Please see the attached PDF for terms I meant.

 

[JrStructuralEng]

cntw, your diagram is what BA and I are referring to as well...however, our discussion had to do with conditions where instantaneous shear flow is different at different locations along the length of the member, and thus, the proper way of welding such a section.

 

[cntw1953]

Jr:

I think I got that, shear flow stress was drawn with length varies to indicate the change in intensity along the beam (from center towards the ends). Note the beam was a cut out from W-shape to domonstrate location of stresses and terminology of my understanding.

 

[dhengr]

I’ve watched this thread with some considerable interest, and will have to read the middle 50% of the posts to get back in the shEEr flow of it. That is, to see if I think I still understand it, or maybe not after the additional reading. Seems to be a mighty interesting topic, with several different variations in the ways of explaining it, and some considerable misunderstanding by some of the populous of its meaning and effect. In any case, I am working on a fairly large and complicated steel fabrication, and was finally getting around to starting to design a bunch of the welds, and low and behold I couldn’t find any shear flow. I riffled through my calc. pages and couldn’t find any, I went out to the shop and they didn’t have any in the welding supplies room, checked with our welding suppliers, they don’t have any. Seems there is a world shortage of shear flow, I think it’s all been used up by this thread. Could you guys/gals spare me a few thousand lineal feet of shear flow, so I can get this design done? :- ), I think I know what that symbol means.

 

[trainguy]

Come on dhengr,

Don't you mean "a few kips per lineal foot" of shear flow...

This thread is sheer madness...

tg

 

[dhengr]

trainguy:

I know you are THE trainguy, but are you a real train guy? Somehow connected with railroads and that industry. I have spent a lot of years designing and building railcars, mostly special, heavy duty railcars, but other types too; and doing work on various railcar problems, derailments, running gear and HWAH load handling.

No, I meant what I said. I got an oversupply of kips, some left over from the last job. But, am not sure yet exactly how to allocate them kips to the various welded joints, am working on that right now. But without the shear I don’t know how to get them kips to flow into the joints. Thus, my only need is for lineal feet or inches of shear flow. Will buy them in units of 1000 lbs. too, if the price is right.

 

[trainguy]

dhengr,

I would not have named myself so if it weren't true. I am a structural engineer who first worked 8 yrs designing buildings and then 12 yrs designing rail vehicle structures (passenger coaches/ locomotives & some freight cars).

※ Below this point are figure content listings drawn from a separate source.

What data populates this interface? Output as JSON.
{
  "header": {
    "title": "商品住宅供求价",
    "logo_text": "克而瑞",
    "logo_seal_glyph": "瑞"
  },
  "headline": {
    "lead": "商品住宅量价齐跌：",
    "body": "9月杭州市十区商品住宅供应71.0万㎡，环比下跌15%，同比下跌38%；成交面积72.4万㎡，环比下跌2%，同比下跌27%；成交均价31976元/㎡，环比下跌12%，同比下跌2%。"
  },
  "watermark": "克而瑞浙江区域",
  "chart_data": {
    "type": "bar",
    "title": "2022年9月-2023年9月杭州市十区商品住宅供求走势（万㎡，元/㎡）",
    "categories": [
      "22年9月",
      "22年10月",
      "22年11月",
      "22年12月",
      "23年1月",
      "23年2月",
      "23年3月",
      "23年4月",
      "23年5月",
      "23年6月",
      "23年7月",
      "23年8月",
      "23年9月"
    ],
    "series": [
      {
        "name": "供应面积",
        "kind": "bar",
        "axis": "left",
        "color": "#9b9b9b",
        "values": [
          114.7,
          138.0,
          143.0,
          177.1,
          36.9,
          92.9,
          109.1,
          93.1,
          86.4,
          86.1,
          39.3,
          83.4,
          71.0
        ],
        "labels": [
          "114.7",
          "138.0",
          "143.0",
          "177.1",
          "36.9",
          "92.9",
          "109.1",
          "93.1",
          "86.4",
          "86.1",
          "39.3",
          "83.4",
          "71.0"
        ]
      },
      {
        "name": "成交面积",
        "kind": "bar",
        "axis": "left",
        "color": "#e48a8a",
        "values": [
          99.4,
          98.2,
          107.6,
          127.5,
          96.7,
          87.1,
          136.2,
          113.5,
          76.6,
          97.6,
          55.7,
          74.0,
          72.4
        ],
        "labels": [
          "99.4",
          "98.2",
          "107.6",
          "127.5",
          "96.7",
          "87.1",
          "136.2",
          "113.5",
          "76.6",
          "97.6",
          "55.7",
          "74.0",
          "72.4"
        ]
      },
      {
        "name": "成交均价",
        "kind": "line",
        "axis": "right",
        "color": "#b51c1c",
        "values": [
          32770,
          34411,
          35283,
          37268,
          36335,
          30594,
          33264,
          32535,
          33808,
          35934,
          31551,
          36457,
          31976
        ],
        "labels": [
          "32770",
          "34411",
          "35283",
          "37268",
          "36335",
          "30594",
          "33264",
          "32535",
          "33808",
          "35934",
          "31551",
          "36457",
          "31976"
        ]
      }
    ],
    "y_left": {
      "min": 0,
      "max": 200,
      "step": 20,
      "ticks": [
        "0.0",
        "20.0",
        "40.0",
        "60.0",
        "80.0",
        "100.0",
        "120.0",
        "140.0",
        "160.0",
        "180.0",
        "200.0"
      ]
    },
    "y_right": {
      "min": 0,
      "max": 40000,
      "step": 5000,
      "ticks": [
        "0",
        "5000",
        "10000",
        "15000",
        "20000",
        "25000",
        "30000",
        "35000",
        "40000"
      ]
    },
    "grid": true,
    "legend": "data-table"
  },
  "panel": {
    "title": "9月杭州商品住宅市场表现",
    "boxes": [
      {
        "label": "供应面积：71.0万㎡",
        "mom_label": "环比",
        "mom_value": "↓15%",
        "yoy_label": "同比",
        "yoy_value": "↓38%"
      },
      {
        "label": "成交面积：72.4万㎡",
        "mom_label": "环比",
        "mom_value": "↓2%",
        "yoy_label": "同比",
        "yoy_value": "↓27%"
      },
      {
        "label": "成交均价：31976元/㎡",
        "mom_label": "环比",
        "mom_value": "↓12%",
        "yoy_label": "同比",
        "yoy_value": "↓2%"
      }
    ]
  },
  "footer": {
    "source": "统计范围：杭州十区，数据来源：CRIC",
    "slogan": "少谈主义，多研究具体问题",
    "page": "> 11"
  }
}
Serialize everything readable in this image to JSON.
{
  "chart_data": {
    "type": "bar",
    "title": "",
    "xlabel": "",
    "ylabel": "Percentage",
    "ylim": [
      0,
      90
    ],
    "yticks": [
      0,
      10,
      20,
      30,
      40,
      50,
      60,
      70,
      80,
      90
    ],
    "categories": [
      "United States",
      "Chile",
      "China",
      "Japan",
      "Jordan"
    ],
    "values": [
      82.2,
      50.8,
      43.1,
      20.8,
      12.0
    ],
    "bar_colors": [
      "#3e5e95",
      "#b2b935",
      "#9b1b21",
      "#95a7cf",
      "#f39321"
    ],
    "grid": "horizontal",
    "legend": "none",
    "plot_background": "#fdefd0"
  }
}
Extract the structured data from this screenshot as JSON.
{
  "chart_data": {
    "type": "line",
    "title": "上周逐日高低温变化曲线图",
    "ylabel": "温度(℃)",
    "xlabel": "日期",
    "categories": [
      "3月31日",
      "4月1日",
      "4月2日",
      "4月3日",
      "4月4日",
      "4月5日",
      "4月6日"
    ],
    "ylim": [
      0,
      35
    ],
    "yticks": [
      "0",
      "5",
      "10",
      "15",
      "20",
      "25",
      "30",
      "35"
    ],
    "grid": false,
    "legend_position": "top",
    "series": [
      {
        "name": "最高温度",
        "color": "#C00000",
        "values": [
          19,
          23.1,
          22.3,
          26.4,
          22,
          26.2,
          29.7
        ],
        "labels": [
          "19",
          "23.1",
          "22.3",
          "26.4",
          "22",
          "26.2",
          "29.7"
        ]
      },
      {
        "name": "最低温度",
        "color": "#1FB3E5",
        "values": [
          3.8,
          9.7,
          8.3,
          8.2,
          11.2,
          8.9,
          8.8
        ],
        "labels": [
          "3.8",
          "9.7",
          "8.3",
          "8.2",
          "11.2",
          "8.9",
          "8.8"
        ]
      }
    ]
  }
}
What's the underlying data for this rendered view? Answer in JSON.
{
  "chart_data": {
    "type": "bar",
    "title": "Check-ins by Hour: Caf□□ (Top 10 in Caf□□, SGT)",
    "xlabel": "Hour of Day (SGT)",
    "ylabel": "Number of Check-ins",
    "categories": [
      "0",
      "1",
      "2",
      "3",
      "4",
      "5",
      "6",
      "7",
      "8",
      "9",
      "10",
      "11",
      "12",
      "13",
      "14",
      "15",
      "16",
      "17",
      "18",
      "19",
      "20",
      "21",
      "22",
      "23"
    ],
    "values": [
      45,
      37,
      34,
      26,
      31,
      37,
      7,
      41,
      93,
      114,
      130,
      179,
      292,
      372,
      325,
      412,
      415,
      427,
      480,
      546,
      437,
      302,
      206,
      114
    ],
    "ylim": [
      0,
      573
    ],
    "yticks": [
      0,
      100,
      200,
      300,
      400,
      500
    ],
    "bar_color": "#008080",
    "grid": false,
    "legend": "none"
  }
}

For the sake of humanity (or at least the portion tuned in here), I have no further comments on shear flow.

tg

 

[dhengr]

Trainguy:

I was the Chief Engineer at The Maxson Corp. in St. Paul, MN in the 70's; we designed and build special and heavy duty railcars and transport and lifting equip for many of the major railroads and other industrial customers. I started my own consulting business in 1977 and did much of the same design work, and then helped find builders for the equip. We also did a fair amount of work for various transit authorities, mostly work cars and equip. Without knowing it, I suspect you have seen some of our equip. I have worked for or with many of the large railcar builders and been in their shops over the years. Either helping them with a problem on one of their car designs or helping my clients buy lots of cars from them. That business has really changed over the years and seems to a pretty well dried up.